Would i then be correct to advertise the network as 2.2.64.0 0.0.127.0?

Kindly accept my apologies in advance if at all my question is becoming a pain to anyone.

Regards

not quite there yet...

with a 2.2.2.64 0.0.0.127 you would probably get an error message saying incosistant network/mask (something like that)

I wildcard mask of 0.0.0.127 translates to 255.255.255.128 mask (or /25) with that mask you can only break it down to two available networks

ex:

You have the private class C of 192.168.1.0 /24. You want to break it down to two subnets, they would then become

192.168.1.0/25 (.1-.126 are usable)

192.168.1.128 /25 (.129 - .254 are usable)

so for the statement you included, it would become 2.2.2.0 0.0.0.127 or you could get alot more specific & do something like 2.2.2.64 0.0.0.15 (which would cover .64 - .79)

As for you example with the 64 in the third octect, that isn't quite correct either.
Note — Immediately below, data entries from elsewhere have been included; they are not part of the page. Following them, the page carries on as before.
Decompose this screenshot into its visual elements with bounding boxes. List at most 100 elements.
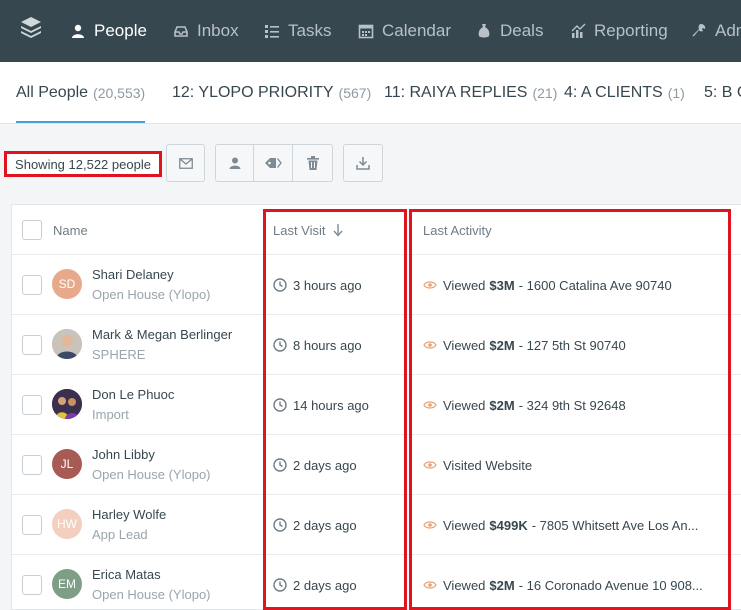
- email-button[interactable]: [166, 144, 205, 182]
- nav-inbox[interactable]: Inbox: [173, 0, 239, 62]
- person-name[interactable]: Don Le Phuoc: [92, 387, 174, 402]
- table-row[interactable]: SD Shari Delaney Open House (Ylopo) 3 hours…: [12, 255, 741, 315]
- select-all-checkbox[interactable]: [22, 220, 42, 240]
- activity-address: - 7805 Whitsett Ave Los An...: [531, 517, 699, 533]
- person-name[interactable]: Mark & Megan Berlinger: [92, 327, 232, 342]
- avatar[interactable]: JL: [52, 449, 82, 479]
- row-checkbox[interactable]: [22, 455, 42, 475]
- person-source: Open House (Ylopo): [92, 287, 211, 302]
- activity-address: - 324 9th St 92648: [518, 397, 626, 413]
- person-source: App Lead: [92, 527, 148, 542]
- nav-label: Tasks: [288, 21, 332, 40]
- tag-button[interactable]: [253, 144, 293, 182]
- tab-label: All People: [16, 84, 89, 101]
- row-checkbox[interactable]: [22, 395, 42, 415]
- assign-button[interactable]: [215, 144, 254, 182]
- nav-label: People: [94, 21, 147, 40]
- row-checkbox[interactable]: [22, 275, 42, 295]
- last-activity-cell[interactable]: Viewed $2M - 324 9th St 92648: [423, 375, 723, 435]
- person-source: Open House (Ylopo): [92, 587, 211, 602]
- row-checkbox[interactable]: [22, 575, 42, 595]
- chart-icon: [570, 23, 586, 39]
- person-name[interactable]: Harley Wolfe: [92, 507, 166, 522]
- avatar[interactable]: [52, 329, 82, 359]
- clock-icon: [273, 398, 287, 412]
- last-activity-cell[interactable]: Visited Website: [423, 435, 723, 495]
- tab-label: 12: YLOPO PRIORITY: [172, 84, 334, 101]
- nav-reporting[interactable]: Reporting: [570, 0, 668, 62]
- last-activity-cell[interactable]: Viewed $3M - 1600 Catalina Ave 90740: [423, 255, 723, 315]
- table-row[interactable]: Don Le Phuoc Import 14 hours ago Viewed $2M -…: [12, 375, 741, 435]
- last-visit-cell: 14 hours ago: [273, 375, 369, 435]
- top-nav: People Inbox Tasks Calendar Deals Report…: [0, 0, 741, 62]
- column-header-name[interactable]: Name: [53, 205, 88, 255]
- tab-b-clients[interactable]: 5: B C: [704, 62, 741, 123]
- activity-verb: Viewed: [443, 337, 486, 353]
- person-name[interactable]: John Libby: [92, 447, 155, 462]
- person-name[interactable]: Erica Matas: [92, 567, 161, 582]
- eye-icon: [423, 341, 437, 349]
- last-activity-cell[interactable]: Viewed $2M - 127 5th St 90740: [423, 315, 723, 375]
- last-visit-cell: 2 days ago: [273, 555, 357, 609]
- avatar[interactable]: SD: [52, 269, 82, 299]
- nav-tasks[interactable]: Tasks: [264, 0, 331, 62]
- assign-person-icon: [229, 157, 240, 169]
- last-visit-text: 2 days ago: [293, 517, 357, 533]
- last-visit-text: 14 hours ago: [293, 397, 369, 413]
- tab-raiya-replies[interactable]: 11: RAIYA REPLIES (21): [384, 62, 557, 123]
- last-visit-text: 2 days ago: [293, 577, 357, 593]
- download-icon: [356, 157, 370, 170]
- eye-icon: [423, 461, 437, 469]
- tab-all-people[interactable]: All People (20,553): [16, 62, 146, 123]
- app-logo-icon[interactable]: [19, 15, 43, 39]
- nav-people[interactable]: People: [70, 0, 147, 62]
- table-row[interactable]: JL John Libby Open House (Ylopo) 2 days ago…: [12, 435, 741, 495]
- person-name[interactable]: Shari Delaney: [92, 267, 174, 282]
- last-activity-cell[interactable]: Viewed $499K - 7805 Whitsett Ave Los An...: [423, 495, 723, 555]
- activity-price: $3M: [489, 277, 515, 293]
- nav-admin[interactable]: Admin: [691, 0, 741, 62]
- eye-icon: [423, 521, 437, 529]
- avatar[interactable]: HW: [52, 509, 82, 539]
- row-checkbox[interactable]: [22, 515, 42, 535]
- nav-calendar[interactable]: Calendar: [358, 0, 451, 62]
- last-activity-cell[interactable]: Viewed $2M - 16 Coronado Avenue 10 908...: [423, 555, 723, 609]
- table-row[interactable]: EM Erica Matas Open House (Ylopo) 2 days ag…: [12, 555, 741, 609]
- tasks-list-icon: [264, 23, 280, 39]
- inbox-icon: [173, 23, 189, 39]
- activity-verb: Viewed: [443, 277, 486, 293]
- eye-icon: [423, 281, 437, 289]
- tab-ylopo-priority[interactable]: 12: YLOPO PRIORITY (567): [172, 62, 372, 123]
- avatar[interactable]: [52, 389, 82, 419]
- tab-a-clients[interactable]: 4: A CLIENTS (1): [564, 62, 685, 123]
- table-row[interactable]: Mark & Megan Berlinger SPHERE 8 hours ago V…: [12, 315, 741, 375]
- trash-icon: [306, 156, 319, 170]
- table-row[interactable]: HW Harley Wolfe App Lead 2 days ago Viewed $4…: [12, 495, 741, 555]
- avatar[interactable]: EM: [52, 569, 82, 599]
- column-header-last-activity[interactable]: Last Activity: [423, 205, 492, 255]
- avatar-initials: HW: [57, 517, 77, 531]
- activity-address: - 127 5th St 90740: [518, 337, 626, 353]
- export-button[interactable]: [343, 144, 383, 182]
- delete-button[interactable]: [292, 144, 333, 182]
- smart-list-tabs: All People (20,553) 12: YLOPO PRIORITY (56…: [0, 62, 741, 124]
- eye-icon: [423, 401, 437, 409]
- email-icon: [178, 157, 193, 169]
- tab-count: (1): [667, 85, 685, 101]
- nav-label: Calendar: [382, 21, 451, 40]
- tab-count: (567): [338, 85, 372, 101]
- column-header-last-visit[interactable]: Last Visit: [273, 205, 343, 255]
- activity-price: $2M: [489, 337, 515, 353]
- last-visit-text: 8 hours ago: [293, 337, 362, 353]
- row-checkbox[interactable]: [22, 335, 42, 355]
- last-visit-text: 2 days ago: [293, 457, 357, 473]
- nav-label: Inbox: [197, 21, 239, 40]
- clock-icon: [273, 458, 287, 472]
- activity-price: $2M: [489, 577, 515, 593]
- nav-deals[interactable]: Deals: [476, 0, 543, 62]
- person-source: SPHERE: [92, 347, 146, 362]
- activity-verb: Viewed: [443, 517, 486, 533]
- clock-icon: [273, 578, 287, 592]
- calendar-icon: [358, 23, 374, 39]
- tab-label: 5: B C: [704, 84, 741, 101]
You cannot have the 64 in the third octect with a wildcard mask of 127 in the 3rd octet...Also, once you put a number other than 0 in the third octet, then the 4th octet in the wildcard mask automatically becomes 255.

With an example of 192.168.1.0 255.255.255.0 (/24)

When you have the wildcard mask for this, it would be 0.0.0.255. The reason for that is everything is reversed

192.168.1.0 = network number

192.168.1.1 - .254 = usable hosts

192.168.1.255 = broadcast address

You figure out this info from the combination of the address & the subnet mask

With the wildcard, you still figure out the same info

subnet 192.168.1.0

wilcard 0.0.0.255

What the 0 in the first octet represents is that your address has to match exactly to the 192

The 0 in the 2nd octet means you have to match exactly to the 168

The 0 in the third octet means it has to match exactly to the 1

The 255 in the last octet, means it can be any number within the range.

This logic is the complete opposite of a normal subnet mask. In a normal subnet mask. 255.255.255.0...The 255's must match & the 0 can be anything.

I know it seems confusing but once you get the hang of it, it is pretty easy. You really need to start out with understanding subnetting before going on to wildcard masks & supernetting (you attempted supernetting in your 2nd example)

To try and help with the subnetting....

Take the binary number 11111111. In decimal form it is 255.

Each of these ones have a numerical weight to it

128 64 32 16 8 4 2 1 (number weight)

1 1 1 1 1 1 1 1 (binary number)

Add up the number weights is how you get to 255

Take the subnet 192.168.1.0 255.255.255.192 (62 usable hosts) You can figure out the usable hosts by calculating the binary value

192 = 11000000

Look at the number weight above your last one which is 64 then subtract two (network & bcast). The ones represent your network portion & the 0's represent your hosts portion. When all ones, it represents a bcast address.

So if you were to break down the 192.168.1.0 255.255.255.192 (/26) into usable subnets it would look like this...

192.168.1.0 /26

192.168.1.64 /26

192.168.1.128 /26

192.168.1.192 /26

so it is broken down into 4 usable subnets. Each subnet with its own network, hosts, bcast.

After you understand this, subnetting & supernetting will fall into place.